Il est important d’avoir une diversité de compétences, d’expériences et de sensibilités dans chaque conseil de fondation ou d’administration. Les membres des conseils de fondation issus du secteur privé peuvent utiliser leur réseau pour trouver des entreprises qui sont prêtes en s’engager dans un projet d’intégration de ce type. Mais ils peuvent aussi contribuer à faire connaître la fondation et obtenir des moyens pour réaliser les projets de celle-ci. Enfin, ils apportent des compétences professionnelles sur le plan économique. Cela contribue à la professionnalisation des fondations et des organisations.
Le développement durable est aujourd’hui un argument de vente. Est-il important pour les assurés du Groupe Mutuel que l’entreprise appartienne à une fondation?

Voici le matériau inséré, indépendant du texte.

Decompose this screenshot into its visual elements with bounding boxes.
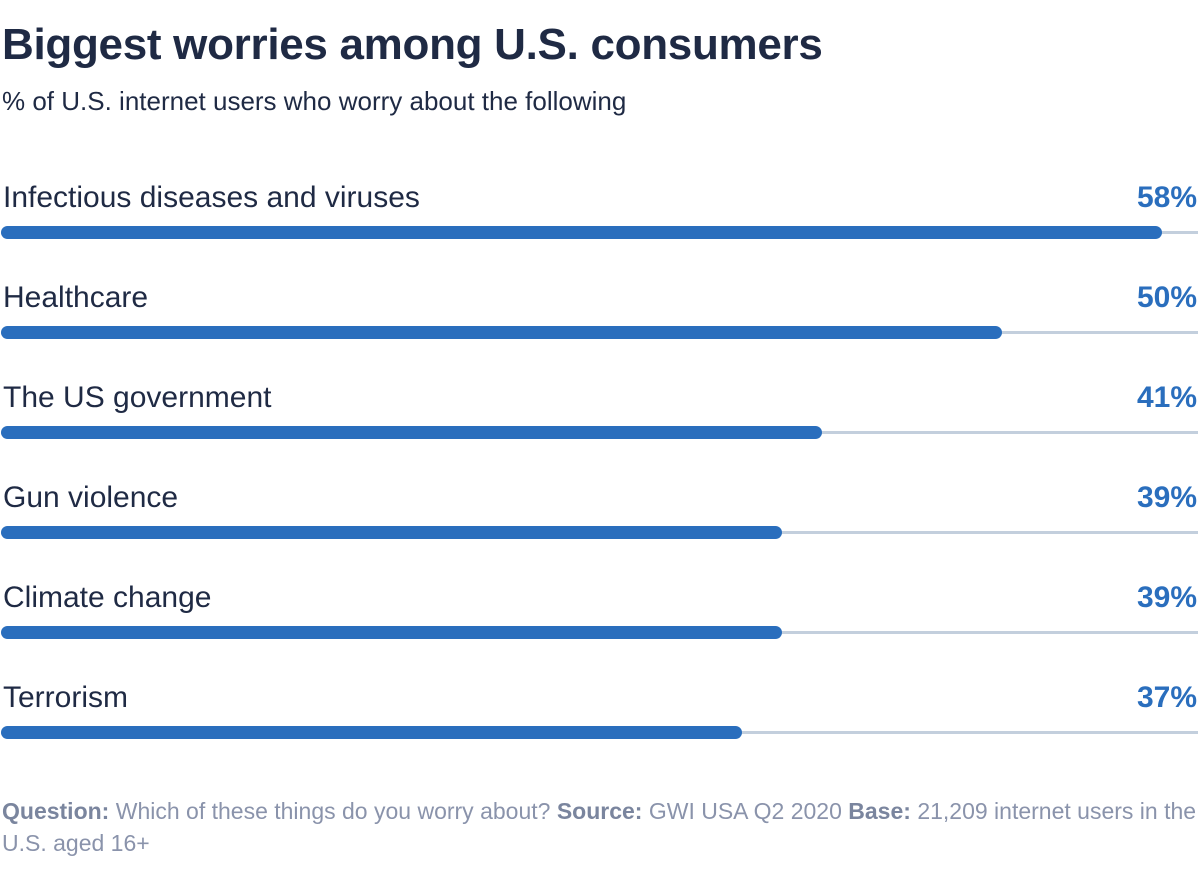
- category-label: The US government: [3, 381, 272, 414]
- chart-subtitle: % of U.S. internet users who worry about…: [2, 86, 627, 116]
- bar-row: Terrorism 37%: [0, 680, 1201, 760]
- category-label: Climate change: [3, 581, 212, 614]
- chart-footer: Question: Which of these things do you w…: [2, 795, 1197, 859]
- category-label: Terrorism: [3, 681, 128, 714]
- bar: [1, 326, 1002, 339]
- bar: [1, 626, 782, 639]
- question-label: Question:: [2, 798, 110, 824]
- category-label: Healthcare: [3, 281, 149, 314]
- value-label: 58%: [1136, 181, 1197, 214]
- bar-row: Healthcare 50%: [0, 280, 1201, 360]
- bar: [1, 526, 782, 539]
- base-text: 21,209 internet users in the U.S. aged 1…: [2, 798, 1197, 856]
- base-label: Base:: [848, 798, 911, 824]
- value-label: 39%: [1136, 581, 1197, 614]
- question-text: Which of these things do you worry about…: [115, 798, 551, 824]
- value-label: 39%: [1136, 481, 1197, 514]
- category-label: Infectious diseases and viruses: [3, 181, 420, 214]
- chart-title: Biggest worries among U.S. consumers: [2, 20, 823, 69]
- source-label: Source:: [556, 798, 643, 824]
- value-label: 37%: [1136, 681, 1197, 714]
- bar-row: Climate change 39%: [0, 580, 1201, 660]
- bar: [1, 426, 822, 439]
- bar: [1, 226, 1162, 239]
- source-text: GWI USA Q2 2020: [648, 798, 842, 824]
- bar-row: The US government 41%: [0, 380, 1201, 460]
- bar-row: Gun violence 39%: [0, 480, 1201, 560]
- bar-row: Infectious diseases and viruses 58%: [0, 180, 1201, 260]
- value-label: 50%: [1136, 281, 1197, 314]
- category-label: Gun violence: [3, 481, 179, 514]
- value-label: 41%: [1136, 381, 1197, 414]
- bar: [1, 726, 742, 739]
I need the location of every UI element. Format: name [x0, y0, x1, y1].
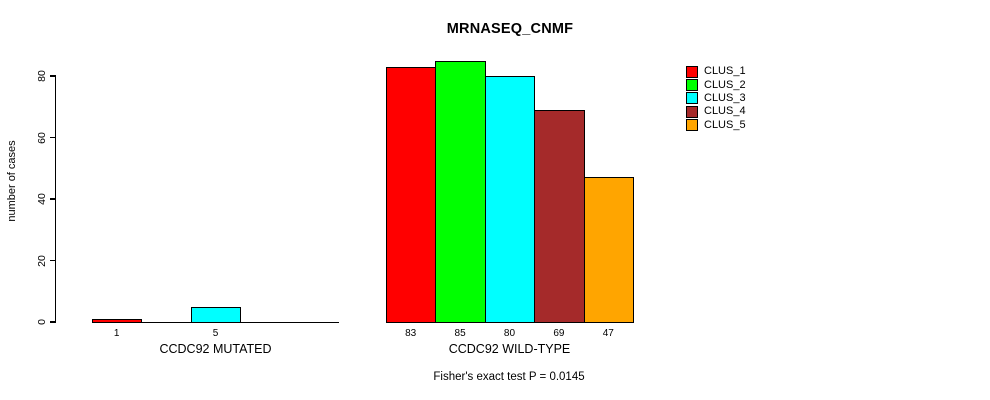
- legend-item: CLUS_2: [686, 78, 746, 92]
- y-tick-mark: [49, 75, 56, 77]
- y-tick-label: 80: [36, 70, 48, 82]
- legend-item-label: CLUS_4: [704, 105, 746, 118]
- y-tick-mark: [49, 136, 56, 139]
- y-tick-mark: [49, 198, 56, 200]
- legend-swatch-clus_2: [686, 79, 698, 92]
- bar-clus_5: [583, 177, 634, 324]
- legend-item-label: CLUS_2: [704, 78, 746, 91]
- y-tick-label: 60: [36, 131, 48, 144]
- legend: CLUS_1 CLUS_2 CLUS_3 CLUS_4 CLUS_5: [686, 65, 746, 132]
- legend-swatch-clus_4: [686, 105, 698, 118]
- y-axis: [55, 75, 57, 323]
- legend-swatch-clus_5: [686, 119, 698, 132]
- y-tick-label: 20: [36, 254, 48, 267]
- bar-value-label: 69: [553, 328, 565, 339]
- bar-clus_1: [386, 67, 437, 324]
- stat-annotation: Fisher's exact test P = 0.0145: [433, 371, 585, 383]
- bar-value-label: 47: [602, 328, 614, 339]
- legend-item-label: CLUS_3: [704, 91, 746, 104]
- y-tick-mark: [49, 259, 56, 262]
- bar-value-label: 5: [212, 328, 219, 339]
- y-axis-label: number of cases: [6, 140, 18, 222]
- legend-swatch-clus_3: [686, 92, 698, 105]
- y-tick-label: 0: [36, 319, 48, 325]
- bar-value-label: 1: [113, 328, 120, 339]
- bar-clus_1: [92, 319, 143, 324]
- bar-clus_4: [534, 110, 585, 324]
- bar-clus_2: [435, 61, 486, 324]
- legend-item-label: CLUS_5: [704, 118, 746, 131]
- legend-item: CLUS_5: [686, 119, 746, 132]
- group-label: CCDC92 WILD-TYPE: [448, 342, 571, 356]
- legend-item: CLUS_3: [686, 92, 746, 105]
- y-tick-label: 40: [36, 193, 48, 205]
- bar-clus_3: [190, 307, 242, 324]
- bar-value-label: 83: [405, 328, 417, 339]
- legend-item: CLUS_1: [686, 65, 746, 78]
- bar-value-label: 80: [503, 328, 516, 339]
- legend-item: CLUS_4: [686, 105, 746, 118]
- bar-value-label: 85: [454, 328, 466, 339]
- y-tick-mark: [49, 321, 56, 323]
- chart-title: MRNASEQ_CNMF: [446, 21, 574, 37]
- legend-swatch-clus_1: [686, 65, 698, 78]
- group-label: CCDC92 MUTATED: [159, 342, 272, 356]
- bar-clus_3: [484, 76, 536, 324]
- legend-item-label: CLUS_1: [704, 65, 746, 78]
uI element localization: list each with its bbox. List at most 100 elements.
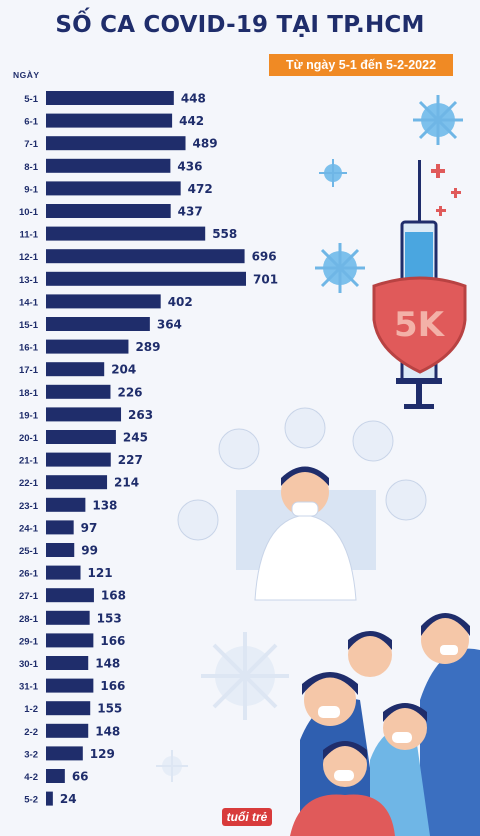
value-label: 701 [253,272,278,286]
value-label: 168 [101,589,126,603]
value-label: 66 [72,770,89,784]
category-label: 10-1 [19,207,39,218]
category-label: 18-1 [19,388,39,399]
bar [46,91,174,105]
category-label: 24-1 [19,523,39,534]
bar [46,136,186,151]
category-label: 2-2 [24,727,38,738]
category-label: 8-1 [24,162,38,173]
bar [46,588,94,603]
category-label: 3-2 [24,749,38,760]
value-label: 121 [88,566,113,580]
category-label: 22-1 [19,478,39,489]
category-label: 19-1 [19,410,39,421]
bar [46,339,129,354]
category-label: 14-1 [19,297,39,308]
value-label: 155 [97,702,122,716]
bar [46,497,86,512]
y-axis-label: NGÀY [13,70,40,80]
value-label: 138 [92,498,117,512]
chart-title: SỐ CA COVID-19 TẠI TP.HCM [55,12,425,38]
category-label: 6-1 [24,117,38,128]
category-label: 28-1 [19,614,39,625]
category-label: 30-1 [19,659,39,670]
bar [46,791,53,806]
category-label: 27-1 [19,591,39,602]
bar [46,769,65,783]
bar [46,181,181,196]
bar [46,204,171,218]
value-label: 99 [81,544,98,558]
value-label: 214 [114,476,139,490]
category-label: 20-1 [19,433,39,444]
virus-icon [413,95,463,145]
bar [46,656,89,670]
value-label: 129 [90,747,115,761]
value-label: 153 [97,611,122,625]
shield-5k-icon: 5K [372,276,467,374]
bar [46,384,111,399]
value-label: 263 [128,408,153,422]
bar [46,452,111,467]
bar [46,520,74,535]
virus-icon [201,632,289,720]
svg-text:5K: 5K [394,305,446,345]
bar [46,249,245,264]
category-label: 31-1 [19,682,39,693]
bar [46,158,171,173]
category-label: 11-1 [20,230,39,241]
value-label: 227 [118,453,143,467]
bar [46,475,108,490]
category-label: 13-1 [19,275,39,286]
value-label: 245 [123,431,148,445]
bar [46,565,81,580]
category-label: 15-1 [19,320,39,331]
category-label: 5-2 [24,795,38,806]
virus-icon [156,750,188,782]
bar [46,723,89,738]
category-label: 21-1 [19,456,39,467]
value-label: 97 [81,521,98,535]
virus-icon [315,243,365,293]
category-label: 9-1 [24,184,38,195]
value-label: 442 [179,114,204,128]
value-label: 364 [157,318,182,332]
category-label: 25-1 [19,546,39,557]
value-label: 148 [95,724,120,738]
bar [46,746,83,761]
crowd-illustration [290,613,480,836]
value-label: 204 [111,363,136,377]
bar [46,271,246,286]
bar [46,317,150,331]
value-label: 166 [100,634,125,648]
category-label: 26-1 [19,569,39,580]
bar [46,294,161,309]
chart-subtitle: Từ ngày 5-1 đến 5-2-2022 [269,54,453,76]
category-label: 29-1 [19,636,39,647]
value-label: 436 [177,159,202,173]
category-label: 12-1 [19,252,39,263]
bar [46,633,94,648]
category-label: 16-1 [19,343,39,354]
category-label: 4-2 [24,772,38,783]
bar [46,610,90,625]
value-label: 24 [60,792,77,806]
value-label: 289 [135,340,160,354]
bar [46,430,116,444]
bar [46,543,75,557]
value-label: 472 [188,182,213,196]
doctor-illustration [177,407,427,601]
value-label: 448 [181,92,206,106]
category-label: 5-1 [24,94,38,105]
value-label: 402 [168,295,193,309]
value-label: 226 [117,385,142,399]
plus-icon [431,164,461,216]
bar [46,701,91,716]
brand-logo: tuổi trẻ [222,808,272,826]
category-label: 17-1 [19,365,39,376]
value-label: 148 [95,657,120,671]
value-label: 558 [212,227,237,241]
bar [46,407,122,422]
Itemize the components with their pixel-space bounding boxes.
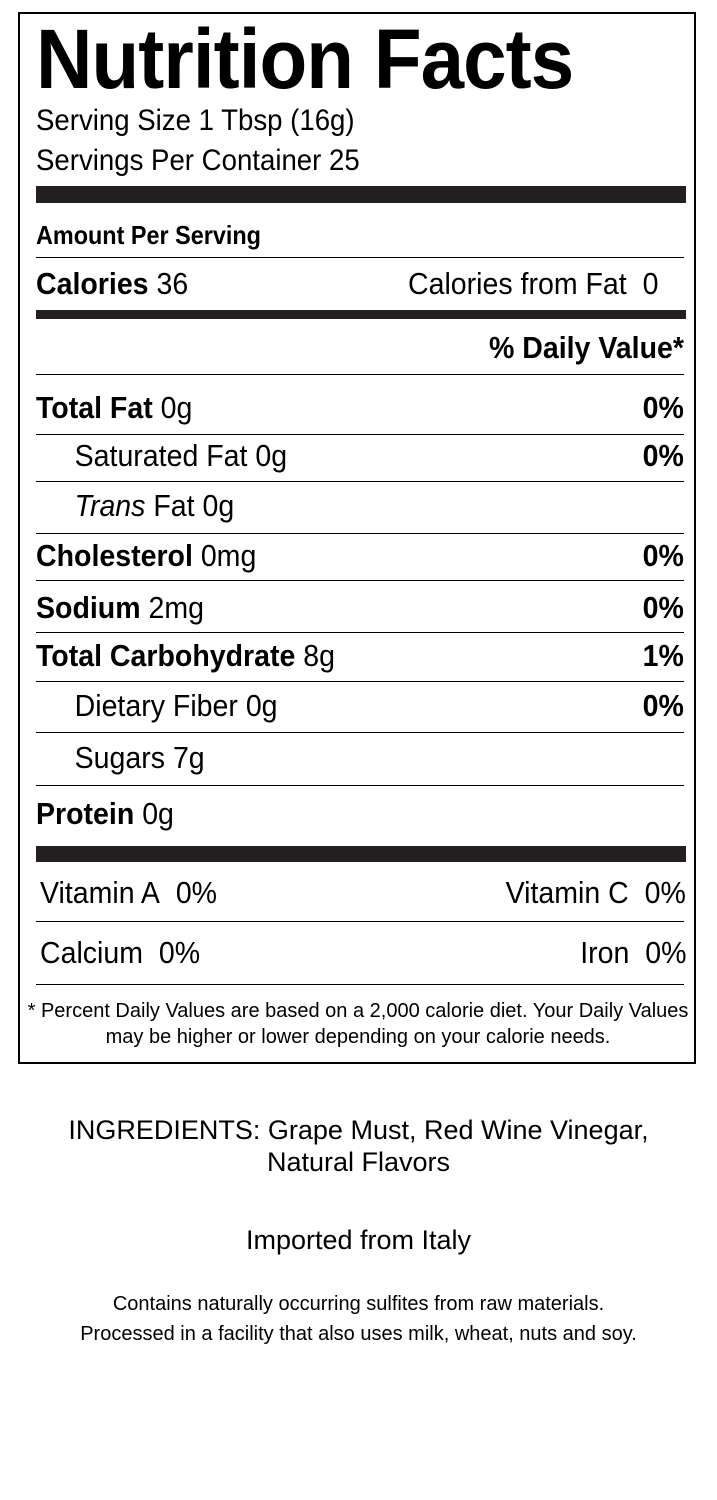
divider xyxy=(36,785,684,786)
serving-size: Serving Size 1 Tbsp (16g) xyxy=(36,104,355,137)
vitamin-row-2: Calcium 0% Iron 0% xyxy=(40,935,686,971)
amount-per-serving: Amount Per Serving xyxy=(36,220,261,250)
origin: Imported from Italy xyxy=(245,1225,472,1255)
servings-per-container: Servings Per Container 25 xyxy=(36,144,360,177)
divider xyxy=(36,533,684,534)
divider xyxy=(36,921,684,922)
ingredients: INGREDIENTS: Grape Must, Red Wine Vinega… xyxy=(68,1115,649,1177)
nutrient-row-sugars: Sugars 7g xyxy=(74,740,205,775)
nutrient-row-dietary-fiber: Dietary Fiber 0g 0% xyxy=(74,688,684,723)
allergen-statement-2: Processed in a facility that also uses m… xyxy=(80,1323,637,1345)
vitamin-row-1: Vitamin A 0% Vitamin C 0% xyxy=(40,875,686,911)
nutrient-row-protein: Protein 0g xyxy=(36,796,174,831)
daily-value-header: % Daily Value* xyxy=(489,330,684,365)
daily-value-header-row: % Daily Value* xyxy=(36,330,684,366)
divider xyxy=(36,681,684,682)
divider xyxy=(36,632,684,633)
thick-divider xyxy=(36,846,686,862)
divider xyxy=(36,257,684,258)
nutrition-facts-panel: Nutrition Facts Serving Size 1 Tbsp (16g… xyxy=(18,12,696,1064)
nutrient-row-cholesterol: Cholesterol 0mg 0% xyxy=(36,538,684,573)
medium-divider xyxy=(36,310,686,319)
calories-from-fat: Calories from Fat 0 xyxy=(407,266,659,301)
divider xyxy=(36,434,684,435)
vitamin-c: Vitamin C 0% xyxy=(505,875,686,910)
footnote: * Percent Daily Values are based on a 2,… xyxy=(27,1000,689,1048)
panel-title: Nutrition Facts xyxy=(36,12,574,106)
divider xyxy=(36,732,684,733)
thick-divider xyxy=(36,186,686,203)
nutrient-row-total-fat: Total Fat 0g 0% xyxy=(36,390,684,425)
nutrient-row-saturated-fat: Saturated Fat 0g 0% xyxy=(74,438,684,473)
nutrient-row-trans-fat: Trans Fat 0g xyxy=(74,488,235,523)
divider xyxy=(36,374,684,375)
calories: Calories 36 xyxy=(36,266,189,301)
divider xyxy=(36,481,684,482)
divider xyxy=(36,580,684,581)
calcium: Calcium 0% xyxy=(40,935,201,970)
nutrient-row-total-carbohydrate: Total Carbohydrate 8g 1% xyxy=(36,638,684,673)
iron: Iron 0% xyxy=(579,935,686,970)
nutrient-row-sodium: Sodium 2mg 0% xyxy=(36,590,684,625)
divider xyxy=(36,984,684,985)
vitamin-a: Vitamin A 0% xyxy=(40,875,218,910)
calories-row: Calories 36 Calories from Fat 0 xyxy=(36,266,684,302)
allergen-statement-1: Contains naturally occurring sulfites fr… xyxy=(112,1293,605,1315)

Le fait que nous reversions une partie de nos bénéfices à des projets sociaux contribue assurément à véhiculer une image positive du groupe. Mais les arguments qui incitent les assurés à venir ou à rester chez nous sont tout autres. Ce qui compte, ce sont le niveau des primes, la qualité du service à la clientèle, la qualité des prestations et la proximité.
Et pour les employés? La fondation est-elle une raison d’être fier de son employeur?
Oui, j’ose le penser. Notre culture d’entreprise inclut la bienveillance, la proactivité et la responsabilité. Il est donc important que la fondation véhicule ces valeurs dans ses propres actions, notamment à travers la bienveillance envers autrui.